A senhora grisalha

Como grande parte das pessoas que trabalham fora de casa, é no sábado que eu dou atenção às atividades domésticas. Isso inclui abastecer os armários e a geladeira com aquilo que está nos planos de consumo. Esta é uma rotina monótona, mas sua repetição às vezes é cortada pelo surgimento de pessoas especiais, cuja luz irradia bons sentimentos. No último sábado, encontrei alguém assim. Uma senhora de cabelos grisalhos estava fazendo suas compras enquanto ia conversando, animadamente, com um conhecido e outro que encontrava pelo caminho. Ela me chamou a atenção logo que cheguei ao estabelecimento, quando a vi na porta cumprimentando uma amiga. Ofereceu o cotovelo para a outra encostar, no cumprimento que se tornou símbolo da pandemia. E de trás de sua máscara disse: é assim porque a gente tem que se cuidar. De cara, gostei dela.

Segui buscando os itens da minha lista de compras. Alho e cebola são essenciais, sempre. As frutinhas preferidas. Tomates e couve. Depois, passei na padaria e pedi aqueles pães fresquinhos que eu não deveria comer, mas adoro, e segui rumo ao açougue. Lá, como sempre, a fila estava longa. Sou daquele tipo de pessoa que não se estressa com as filas. Sei que elas existem e que a minha irritação não fará o atendimento ser mais rápido. Passo o tempo pensando no que pedirei ao atendente, considerando o que está exposto e os preços. Mas, no último sábado, a senhora grisalha levou toda a minha atenção.
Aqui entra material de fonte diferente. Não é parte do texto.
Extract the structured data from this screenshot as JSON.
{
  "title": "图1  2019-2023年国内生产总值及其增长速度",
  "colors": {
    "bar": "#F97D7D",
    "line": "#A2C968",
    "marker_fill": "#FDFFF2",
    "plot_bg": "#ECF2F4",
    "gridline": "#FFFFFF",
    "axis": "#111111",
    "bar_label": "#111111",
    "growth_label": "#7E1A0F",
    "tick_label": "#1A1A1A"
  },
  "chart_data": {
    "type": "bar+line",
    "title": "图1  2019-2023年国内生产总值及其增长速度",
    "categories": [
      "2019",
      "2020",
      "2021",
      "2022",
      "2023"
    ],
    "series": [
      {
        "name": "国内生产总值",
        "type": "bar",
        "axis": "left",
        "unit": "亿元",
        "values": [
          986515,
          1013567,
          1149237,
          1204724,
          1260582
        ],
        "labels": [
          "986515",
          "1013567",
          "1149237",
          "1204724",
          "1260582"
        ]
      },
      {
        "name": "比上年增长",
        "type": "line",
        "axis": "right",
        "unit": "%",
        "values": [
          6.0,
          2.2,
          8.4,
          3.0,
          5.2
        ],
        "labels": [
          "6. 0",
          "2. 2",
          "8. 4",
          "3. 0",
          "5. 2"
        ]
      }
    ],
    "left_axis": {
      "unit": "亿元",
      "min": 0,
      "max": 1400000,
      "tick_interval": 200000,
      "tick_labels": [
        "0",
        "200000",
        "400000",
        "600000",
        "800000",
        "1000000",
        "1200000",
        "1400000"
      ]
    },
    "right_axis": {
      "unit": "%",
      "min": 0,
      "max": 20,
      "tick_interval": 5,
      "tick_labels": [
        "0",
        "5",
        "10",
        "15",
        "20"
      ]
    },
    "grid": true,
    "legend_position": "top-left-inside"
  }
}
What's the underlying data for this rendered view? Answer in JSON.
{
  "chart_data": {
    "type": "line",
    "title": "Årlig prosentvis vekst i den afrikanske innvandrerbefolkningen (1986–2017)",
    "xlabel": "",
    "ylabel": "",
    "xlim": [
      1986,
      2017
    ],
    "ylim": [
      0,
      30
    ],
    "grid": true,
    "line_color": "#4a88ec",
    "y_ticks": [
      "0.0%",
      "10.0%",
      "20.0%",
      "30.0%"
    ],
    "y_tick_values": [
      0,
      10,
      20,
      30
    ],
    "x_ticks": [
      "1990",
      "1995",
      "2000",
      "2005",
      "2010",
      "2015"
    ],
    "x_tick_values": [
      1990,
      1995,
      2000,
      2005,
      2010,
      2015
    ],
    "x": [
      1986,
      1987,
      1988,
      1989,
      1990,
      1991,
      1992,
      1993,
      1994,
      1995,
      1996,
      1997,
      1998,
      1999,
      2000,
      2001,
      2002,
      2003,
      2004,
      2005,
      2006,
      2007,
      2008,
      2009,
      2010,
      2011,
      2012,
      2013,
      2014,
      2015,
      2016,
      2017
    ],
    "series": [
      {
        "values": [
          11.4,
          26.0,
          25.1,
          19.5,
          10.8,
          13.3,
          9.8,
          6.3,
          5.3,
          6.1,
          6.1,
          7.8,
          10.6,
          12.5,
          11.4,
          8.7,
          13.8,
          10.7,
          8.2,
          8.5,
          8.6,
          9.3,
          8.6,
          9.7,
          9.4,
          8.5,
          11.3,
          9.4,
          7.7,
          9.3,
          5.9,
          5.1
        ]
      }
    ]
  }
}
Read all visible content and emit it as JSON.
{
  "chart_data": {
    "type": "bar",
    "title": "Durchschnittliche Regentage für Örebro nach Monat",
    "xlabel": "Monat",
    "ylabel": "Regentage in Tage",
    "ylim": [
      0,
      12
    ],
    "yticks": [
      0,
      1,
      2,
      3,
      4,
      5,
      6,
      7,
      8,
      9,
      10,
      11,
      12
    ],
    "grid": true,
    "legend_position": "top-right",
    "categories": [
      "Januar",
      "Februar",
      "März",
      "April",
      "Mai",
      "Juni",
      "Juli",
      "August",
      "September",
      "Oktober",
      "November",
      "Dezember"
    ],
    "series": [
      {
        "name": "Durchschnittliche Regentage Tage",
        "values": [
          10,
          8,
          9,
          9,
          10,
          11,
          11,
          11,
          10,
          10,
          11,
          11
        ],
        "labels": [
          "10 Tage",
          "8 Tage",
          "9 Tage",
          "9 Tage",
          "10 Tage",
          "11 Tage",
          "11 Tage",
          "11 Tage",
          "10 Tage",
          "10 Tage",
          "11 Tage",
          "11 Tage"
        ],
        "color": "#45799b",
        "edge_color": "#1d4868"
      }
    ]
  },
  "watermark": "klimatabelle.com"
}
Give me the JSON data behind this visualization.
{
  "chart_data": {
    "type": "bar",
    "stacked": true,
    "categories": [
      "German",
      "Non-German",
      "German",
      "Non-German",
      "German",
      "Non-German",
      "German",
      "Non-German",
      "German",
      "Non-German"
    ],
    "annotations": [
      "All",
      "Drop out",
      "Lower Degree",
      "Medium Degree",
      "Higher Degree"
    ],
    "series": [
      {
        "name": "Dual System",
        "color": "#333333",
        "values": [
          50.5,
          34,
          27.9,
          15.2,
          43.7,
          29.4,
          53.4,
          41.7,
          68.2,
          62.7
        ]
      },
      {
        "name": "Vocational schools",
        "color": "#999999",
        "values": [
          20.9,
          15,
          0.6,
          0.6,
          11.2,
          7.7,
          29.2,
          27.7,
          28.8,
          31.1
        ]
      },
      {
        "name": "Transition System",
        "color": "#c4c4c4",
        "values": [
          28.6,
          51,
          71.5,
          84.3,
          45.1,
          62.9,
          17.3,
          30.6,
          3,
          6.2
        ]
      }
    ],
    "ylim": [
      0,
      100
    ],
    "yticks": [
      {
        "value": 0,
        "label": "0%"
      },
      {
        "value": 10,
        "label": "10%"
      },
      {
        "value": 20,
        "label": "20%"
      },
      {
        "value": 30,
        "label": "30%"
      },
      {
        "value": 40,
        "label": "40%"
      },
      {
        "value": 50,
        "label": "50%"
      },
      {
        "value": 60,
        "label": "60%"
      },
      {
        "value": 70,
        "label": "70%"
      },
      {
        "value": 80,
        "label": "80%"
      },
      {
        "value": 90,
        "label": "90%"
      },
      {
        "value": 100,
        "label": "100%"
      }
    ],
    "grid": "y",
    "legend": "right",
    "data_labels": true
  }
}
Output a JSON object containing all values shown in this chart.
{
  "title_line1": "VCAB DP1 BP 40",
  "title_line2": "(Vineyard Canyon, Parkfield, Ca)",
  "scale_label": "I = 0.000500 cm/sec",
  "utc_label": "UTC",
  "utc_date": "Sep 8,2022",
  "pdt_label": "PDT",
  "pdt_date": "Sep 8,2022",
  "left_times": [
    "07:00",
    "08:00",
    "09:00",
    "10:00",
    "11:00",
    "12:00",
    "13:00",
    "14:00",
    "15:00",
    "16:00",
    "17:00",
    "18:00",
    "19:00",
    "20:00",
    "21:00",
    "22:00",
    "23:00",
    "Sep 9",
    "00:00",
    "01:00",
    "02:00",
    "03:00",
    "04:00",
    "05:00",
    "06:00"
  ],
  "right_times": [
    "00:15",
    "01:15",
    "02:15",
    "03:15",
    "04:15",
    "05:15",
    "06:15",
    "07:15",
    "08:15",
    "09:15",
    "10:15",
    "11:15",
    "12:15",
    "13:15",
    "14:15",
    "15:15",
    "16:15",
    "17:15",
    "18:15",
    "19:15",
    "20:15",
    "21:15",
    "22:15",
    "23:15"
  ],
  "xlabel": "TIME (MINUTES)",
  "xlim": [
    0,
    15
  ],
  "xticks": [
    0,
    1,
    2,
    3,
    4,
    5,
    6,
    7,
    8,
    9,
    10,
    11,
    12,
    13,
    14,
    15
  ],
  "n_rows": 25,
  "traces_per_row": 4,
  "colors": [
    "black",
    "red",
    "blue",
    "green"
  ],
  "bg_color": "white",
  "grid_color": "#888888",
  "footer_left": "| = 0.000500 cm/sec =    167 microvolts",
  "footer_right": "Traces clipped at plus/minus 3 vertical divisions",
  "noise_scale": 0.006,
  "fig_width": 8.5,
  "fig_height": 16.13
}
Enquanto não chegava sua vez de ser atendida, ela puxou conversa com outro cliente. Era véspera do 20 de setembro e o balcão estava especialmente atrativo para quem gosta de uma costela gorda assada na brasa. Minha personagem, no entanto, alertava aos demais: aquilo ali é ótimo para quem quer ficar doente. Na hora, eu pensei que fosse exagero. Logo depois, eu fiz meu pedido. E ela ainda estava por ali, aguardando o açougueiro retornar com a peça de carne escolhida. Então a senhora grisalha me olhou e disse: eu me cuido. Escolho me alimentar do que faz bem pra gente. É a cabeça da gente que manda. Não pode deixar o corpo mandar. Quando o açougueiro retornou e entregou seu pacote, ela agradeceu, desejou-lhe um ótimo final de semana e ainda emendou com: te cuida e usa máscara! Junto de sorrisos escondidos por trás da proteção, ela distribuiu sensatos ensinamentos.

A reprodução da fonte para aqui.